Desde aquella mañana en Mérida en que un malestar presidencial, atribuido al covid, obligó a un traslado de urgencia a la ciudad de México, al presidente López Obrador le han ganado las prisas y la decisión de imponer medidas para sacar sus propuestas adelante, con o sin apoyos y respaldos, siquiera legales.
La demostración de que el Presidente tiene prisa y que no quiere negociaciones sino acatamiento, y de que en el propio gobierno existen diferencias importantes, es que repentinamente y luego de dos reuniones personales con el propio Larrea, el mandatario haya ordenado la ocupación por la Marina de las instalaciones, con un decreto que dice que tenía en su poder desde inicio de la semana pasado, o sea antes de la reuniones con Larrea, que está tan mal redactado y con tan endebles bases legales (se basa en la ley de expropiaciones pero el gobierno no puede expropiarse a sí mismo) que demuestra que privó la decisión política por sobre la jurídica.

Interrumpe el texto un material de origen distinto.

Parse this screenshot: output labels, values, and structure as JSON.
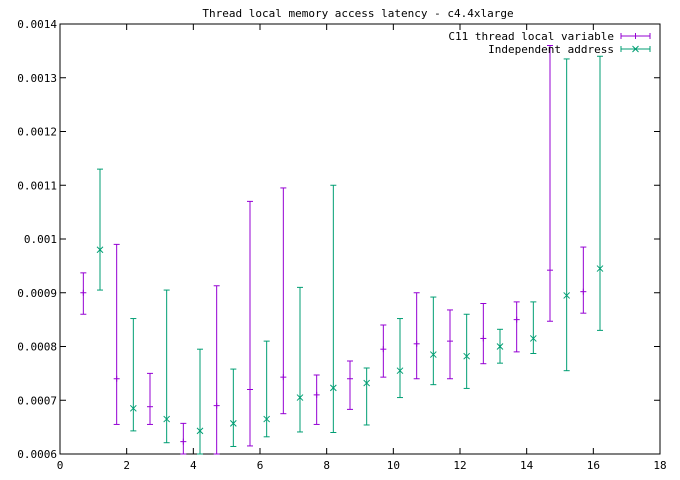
{
  "chart_data": {
    "type": "errorbar",
    "title": "Thread local memory access latency - c4.4xlarge",
    "xlabel": "",
    "ylabel": "",
    "xlim": [
      0,
      18
    ],
    "ylim": [
      0.0006,
      0.0014
    ],
    "x_ticks": [
      0,
      2,
      4,
      6,
      8,
      10,
      12,
      14,
      16,
      18
    ],
    "y_ticks": [
      0.0006,
      0.0007,
      0.0008,
      0.0009,
      0.001,
      0.0011,
      0.0012,
      0.0013,
      0.0014
    ],
    "x_tick_labels": [
      "0",
      "2",
      "4",
      "6",
      "8",
      "10",
      "12",
      "14",
      "16",
      "18"
    ],
    "y_tick_labels": [
      "0.0006",
      "0.0007",
      "0.0008",
      "0.0009",
      "0.001",
      "0.0011",
      "0.0012",
      "0.0013",
      "0.0014"
    ],
    "grid": false,
    "legend_position": "top-right",
    "series": [
      {
        "name": "C11 thread local variable",
        "color": "#9400d3",
        "marker": "plus",
        "points": [
          {
            "x": 0.7,
            "y": 0.0009,
            "low": 0.00086,
            "high": 0.000937
          },
          {
            "x": 1.7,
            "y": 0.00074,
            "low": 0.000655,
            "high": 0.00099
          },
          {
            "x": 2.7,
            "y": 0.000688,
            "low": 0.000655,
            "high": 0.00075
          },
          {
            "x": 3.7,
            "y": 0.000623,
            "low": 0.0006,
            "high": 0.000657
          },
          {
            "x": 4.7,
            "y": 0.00069,
            "low": 0.0006,
            "high": 0.000913
          },
          {
            "x": 5.7,
            "y": 0.00072,
            "low": 0.000615,
            "high": 0.00107
          },
          {
            "x": 6.7,
            "y": 0.000743,
            "low": 0.000675,
            "high": 0.001095
          },
          {
            "x": 7.7,
            "y": 0.00071,
            "low": 0.000655,
            "high": 0.000747
          },
          {
            "x": 8.7,
            "y": 0.00074,
            "low": 0.000683,
            "high": 0.000773
          },
          {
            "x": 9.7,
            "y": 0.000795,
            "low": 0.000743,
            "high": 0.00084
          },
          {
            "x": 10.7,
            "y": 0.000805,
            "low": 0.00074,
            "high": 0.0009
          },
          {
            "x": 11.7,
            "y": 0.00081,
            "low": 0.00074,
            "high": 0.000868
          },
          {
            "x": 12.7,
            "y": 0.000815,
            "low": 0.000768,
            "high": 0.00088
          },
          {
            "x": 13.7,
            "y": 0.00085,
            "low": 0.00079,
            "high": 0.000883
          },
          {
            "x": 14.7,
            "y": 0.000942,
            "low": 0.000847,
            "high": 0.00136
          },
          {
            "x": 15.7,
            "y": 0.000902,
            "low": 0.000862,
            "high": 0.000985
          }
        ]
      },
      {
        "name": "Independent address",
        "color": "#009e73",
        "marker": "cross",
        "points": [
          {
            "x": 1.2,
            "y": 0.00098,
            "low": 0.000905,
            "high": 0.00113
          },
          {
            "x": 2.2,
            "y": 0.000685,
            "low": 0.000643,
            "high": 0.000852
          },
          {
            "x": 3.2,
            "y": 0.000665,
            "low": 0.000621,
            "high": 0.000905
          },
          {
            "x": 4.2,
            "y": 0.000643,
            "low": 0.0006,
            "high": 0.000795
          },
          {
            "x": 5.2,
            "y": 0.000657,
            "low": 0.000614,
            "high": 0.000758
          },
          {
            "x": 6.2,
            "y": 0.000665,
            "low": 0.000632,
            "high": 0.00081
          },
          {
            "x": 7.2,
            "y": 0.000705,
            "low": 0.000641,
            "high": 0.00091
          },
          {
            "x": 8.2,
            "y": 0.000723,
            "low": 0.00064,
            "high": 0.0011
          },
          {
            "x": 9.2,
            "y": 0.000732,
            "low": 0.000654,
            "high": 0.00076
          },
          {
            "x": 10.2,
            "y": 0.000755,
            "low": 0.000705,
            "high": 0.000852
          },
          {
            "x": 11.2,
            "y": 0.000785,
            "low": 0.000729,
            "high": 0.000892
          },
          {
            "x": 12.2,
            "y": 0.000782,
            "low": 0.000722,
            "high": 0.00086
          },
          {
            "x": 13.2,
            "y": 0.0008,
            "low": 0.000769,
            "high": 0.000832
          },
          {
            "x": 14.2,
            "y": 0.000815,
            "low": 0.000787,
            "high": 0.000883
          },
          {
            "x": 15.2,
            "y": 0.000895,
            "low": 0.000755,
            "high": 0.001335
          },
          {
            "x": 16.2,
            "y": 0.000945,
            "low": 0.00083,
            "high": 0.00134
          }
        ]
      }
    ]
  }
}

¿Habrá finalmente algún acuerdo, como dijo Alfonso Romo?. Seguramente sí. Larrea, un empresario que suele jugar muy rudo y agresivo con quienes no acatan sus decisiones, esta vez tendrá que hacerlo él: tiene demasiados intereses, toda la industria minera se asienta en concesiones, intereses incluso en torno a esa misma vía férrea, como para no hacerlo. En este caso lo que terminará ocurriendo es lo que se tendría que haber propuesto, que es quitar la concesión y pagar una contraprestación. En realidad, eso era lo que ya se había estado negociando en Gobernación. Pero algo sucedió (quizás la vieja animadversión mutua entre el presidente y el empresario) que en Palacio Nacional se decidió activar la fórmula de la intervención militar en lugar de privilegiar la política.

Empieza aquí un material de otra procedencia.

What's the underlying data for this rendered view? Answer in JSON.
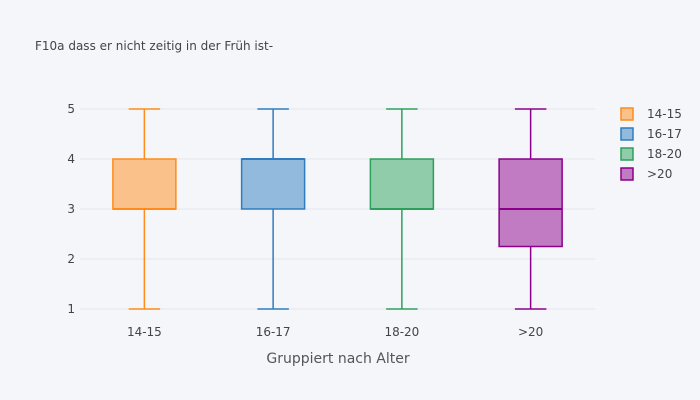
{
  "chart_data": {
    "type": "box",
    "title": "F10a dass er nicht zeitig in der Früh ist-",
    "xlabel": "Gruppiert nach Alter",
    "ylabel": "",
    "categories": [
      "14-15",
      "16-17",
      "18-20",
      ">20"
    ],
    "ylim": [
      0.82,
      5.18
    ],
    "yticks": [
      1,
      2,
      3,
      4,
      5
    ],
    "grid": true,
    "legend_position": "top-right",
    "series": [
      {
        "name": "14-15",
        "category": "14-15",
        "min": 1,
        "q1": 3,
        "median": 3,
        "q3": 4,
        "max": 5,
        "color": "#ff8c1a"
      },
      {
        "name": "16-17",
        "category": "16-17",
        "min": 1,
        "q1": 3,
        "median": 4,
        "q3": 4,
        "max": 5,
        "color": "#2f7dc0"
      },
      {
        "name": "18-20",
        "category": "18-20",
        "min": 1,
        "q1": 3,
        "median": 3,
        "q3": 4,
        "max": 5,
        "color": "#2ca05a"
      },
      {
        "name": ">20",
        "category": ">20",
        "min": 1,
        "q1": 2.25,
        "median": 3,
        "q3": 4,
        "max": 5,
        "color": "#8b008b"
      }
    ]
  }
}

El hecho es que el tren maya está en veremos y se suman los problemas tanto de construcción como de logística y de denuncias ambientales; Dos Bocas ha costado ya el doble de lo presupuestado y no estará produciendo probablemente hasta 2025; el Felipe Angeles está operando pero ni remotamente está en condiciones de reemplazar al aeropuerto internacional Benito Juárez; el corredor transístmico está muy rezagado (por eso en lugar de esperar que se construyera una vía alterna se optó por quedarse con la que ya estaba concesionada) y ya falta un año y cuatro meses para octubre del 2024.
Y todo en conjunto tiene otro efecto: obliga a apresurar y endurecer también el proceso sucesorio.